The Science Office works to raise the profile of the Intergovernmental Science-Policy Platform on Biodiversity and Ecosystem Services (IPBES) among U.S. scientists. The recent IPBES Plenary in March 2018 approved regional assessments of biodiversity and ecosystem services for Africa, the Americas, Asia and the Pacific, and Europe and Central Asia, as well as a separate global assessment of land degradation. The reports and accompanying summaries for policymakers will be made available at www.ipbes.net. In June 2018, the Science Office reviewed and recommended eight applicants for upcoming IPBES assessments.

Engaging and Connecting Scientists

ESA launched its ECO platform (Ecologists Collaborating Online) in 2018, and with it was honored to take over administration of the ECOLOG-L listserv from its founder, Dr. David Inouye, and its previous host at the University of Maryland. Learn more.

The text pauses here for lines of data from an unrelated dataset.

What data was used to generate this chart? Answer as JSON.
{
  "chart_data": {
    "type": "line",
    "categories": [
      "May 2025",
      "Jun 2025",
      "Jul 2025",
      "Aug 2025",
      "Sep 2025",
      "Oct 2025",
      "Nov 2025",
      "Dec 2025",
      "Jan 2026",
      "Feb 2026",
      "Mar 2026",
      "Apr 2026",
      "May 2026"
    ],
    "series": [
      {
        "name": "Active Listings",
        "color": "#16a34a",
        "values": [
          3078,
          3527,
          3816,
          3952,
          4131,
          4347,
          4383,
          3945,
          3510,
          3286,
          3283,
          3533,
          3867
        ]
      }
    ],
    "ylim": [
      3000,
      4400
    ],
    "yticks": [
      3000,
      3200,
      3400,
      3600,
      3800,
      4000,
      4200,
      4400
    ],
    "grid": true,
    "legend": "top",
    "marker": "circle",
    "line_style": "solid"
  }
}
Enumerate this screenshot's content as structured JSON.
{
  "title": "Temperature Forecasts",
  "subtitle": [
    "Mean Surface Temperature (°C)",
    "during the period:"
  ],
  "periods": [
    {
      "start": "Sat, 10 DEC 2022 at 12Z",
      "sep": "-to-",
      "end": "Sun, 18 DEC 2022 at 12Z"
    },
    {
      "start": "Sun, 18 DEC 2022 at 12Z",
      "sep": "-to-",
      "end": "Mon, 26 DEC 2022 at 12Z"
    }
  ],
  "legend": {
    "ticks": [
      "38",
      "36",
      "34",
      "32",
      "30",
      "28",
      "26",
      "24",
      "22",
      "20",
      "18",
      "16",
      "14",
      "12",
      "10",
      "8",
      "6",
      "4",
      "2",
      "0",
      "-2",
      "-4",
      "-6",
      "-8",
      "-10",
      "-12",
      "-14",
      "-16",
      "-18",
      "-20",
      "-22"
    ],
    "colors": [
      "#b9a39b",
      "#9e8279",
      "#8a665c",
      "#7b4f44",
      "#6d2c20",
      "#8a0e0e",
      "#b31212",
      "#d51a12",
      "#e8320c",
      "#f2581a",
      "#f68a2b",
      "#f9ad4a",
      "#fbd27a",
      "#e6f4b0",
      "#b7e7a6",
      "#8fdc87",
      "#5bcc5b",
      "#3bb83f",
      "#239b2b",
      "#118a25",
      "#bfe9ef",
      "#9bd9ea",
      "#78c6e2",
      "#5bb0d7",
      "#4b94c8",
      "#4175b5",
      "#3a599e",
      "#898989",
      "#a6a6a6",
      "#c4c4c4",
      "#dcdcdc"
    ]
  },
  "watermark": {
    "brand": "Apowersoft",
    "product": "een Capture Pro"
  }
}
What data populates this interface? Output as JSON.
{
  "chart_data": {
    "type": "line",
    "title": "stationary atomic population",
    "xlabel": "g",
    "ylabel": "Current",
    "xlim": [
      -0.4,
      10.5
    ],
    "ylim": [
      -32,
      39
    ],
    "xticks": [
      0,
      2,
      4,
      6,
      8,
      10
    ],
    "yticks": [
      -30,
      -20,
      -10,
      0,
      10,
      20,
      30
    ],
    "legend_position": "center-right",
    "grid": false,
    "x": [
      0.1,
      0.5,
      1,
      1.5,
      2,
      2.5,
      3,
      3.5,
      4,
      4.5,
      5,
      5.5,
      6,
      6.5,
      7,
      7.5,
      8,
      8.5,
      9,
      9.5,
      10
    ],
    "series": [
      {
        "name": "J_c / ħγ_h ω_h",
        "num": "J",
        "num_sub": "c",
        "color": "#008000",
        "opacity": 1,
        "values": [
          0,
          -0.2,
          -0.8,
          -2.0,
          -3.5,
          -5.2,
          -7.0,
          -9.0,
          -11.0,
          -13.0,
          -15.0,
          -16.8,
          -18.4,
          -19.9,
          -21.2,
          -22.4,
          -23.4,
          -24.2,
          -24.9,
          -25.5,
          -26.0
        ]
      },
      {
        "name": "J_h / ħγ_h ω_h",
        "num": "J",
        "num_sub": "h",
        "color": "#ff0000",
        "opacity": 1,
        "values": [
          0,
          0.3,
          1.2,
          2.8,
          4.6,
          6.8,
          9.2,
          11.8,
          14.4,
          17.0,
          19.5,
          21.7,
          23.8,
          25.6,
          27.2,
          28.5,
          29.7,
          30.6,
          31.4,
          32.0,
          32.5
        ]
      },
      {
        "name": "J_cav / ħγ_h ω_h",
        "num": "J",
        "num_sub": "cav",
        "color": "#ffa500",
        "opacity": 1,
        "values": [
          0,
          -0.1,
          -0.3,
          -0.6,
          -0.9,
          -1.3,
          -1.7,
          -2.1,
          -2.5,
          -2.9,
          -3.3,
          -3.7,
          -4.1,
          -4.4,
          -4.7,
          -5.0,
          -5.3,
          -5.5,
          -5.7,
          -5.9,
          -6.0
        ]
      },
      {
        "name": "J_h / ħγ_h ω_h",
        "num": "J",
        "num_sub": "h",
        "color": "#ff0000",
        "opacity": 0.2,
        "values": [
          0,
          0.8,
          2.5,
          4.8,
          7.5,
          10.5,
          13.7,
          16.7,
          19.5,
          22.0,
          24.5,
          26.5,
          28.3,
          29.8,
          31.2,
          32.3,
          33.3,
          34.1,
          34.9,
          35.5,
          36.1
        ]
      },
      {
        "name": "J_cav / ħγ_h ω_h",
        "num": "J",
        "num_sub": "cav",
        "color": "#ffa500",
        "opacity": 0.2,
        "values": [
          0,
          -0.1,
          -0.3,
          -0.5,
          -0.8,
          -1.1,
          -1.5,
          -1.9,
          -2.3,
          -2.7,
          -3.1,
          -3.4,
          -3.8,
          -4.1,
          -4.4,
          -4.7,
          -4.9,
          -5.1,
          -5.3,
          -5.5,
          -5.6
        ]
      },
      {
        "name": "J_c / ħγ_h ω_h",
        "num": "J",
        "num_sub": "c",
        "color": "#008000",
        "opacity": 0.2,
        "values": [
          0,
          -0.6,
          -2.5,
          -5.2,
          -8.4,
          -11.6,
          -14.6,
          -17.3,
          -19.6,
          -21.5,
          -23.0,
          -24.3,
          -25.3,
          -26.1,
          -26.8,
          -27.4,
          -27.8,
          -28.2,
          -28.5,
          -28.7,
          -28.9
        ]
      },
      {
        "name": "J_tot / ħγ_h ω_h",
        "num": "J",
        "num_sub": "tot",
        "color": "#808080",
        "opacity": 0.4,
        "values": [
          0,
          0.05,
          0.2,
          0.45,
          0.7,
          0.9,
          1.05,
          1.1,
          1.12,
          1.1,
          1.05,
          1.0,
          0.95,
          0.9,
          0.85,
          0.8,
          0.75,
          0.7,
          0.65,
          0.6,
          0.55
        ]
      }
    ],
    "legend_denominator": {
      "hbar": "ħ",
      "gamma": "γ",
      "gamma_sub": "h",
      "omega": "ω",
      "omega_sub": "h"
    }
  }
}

In addition to ECOLOG-L, ECO is also home to collaborative working groups for all of the Society’s sections, chapters and committees, the Governing Board, the ESA Council, the Board of Professional Certification and various ad hoc and appointed collaborations, as well as extensions of interest groups to the community beyond ESA’s current membership (such as early-career ecologists).


Workshop on The Nagoya Protocol and the Shifting Landscape of International Biological Research
The Nagoya Protocol is a supplementary international agreement to the Convention on Biological Diversity. Its core purpose is to provide a transparent legal framework for the fair and equitable sharing of benefits that arise from the use of genetic resources.

In October 2017, ESA convened a workshop of twenty-four leaders of biological professional societies gathered to learn about the Nagoya Protocol and its potential effects on research. Participants identified future outreach and communication efforts to help scientists navigate the Protocol’s requirements. For more information, please see this related article published in the ESA Bulletin.

Sustaining Data Repositories: PI Workshop on Creating and Implementing Sustainability Plans
Twenty-two data repository leaders from a variety of disciplines (including biology, geology, engineering, computer science, math/physical sciences, and social sciences) attended this workshop to identify challenges and opportunities specific to data repository sustainability and to brainstorm collaborative, creative solutions.  Outcomes include three sustainability case studies, as well as a process guide to help data repository leaders create their own sustainability plans.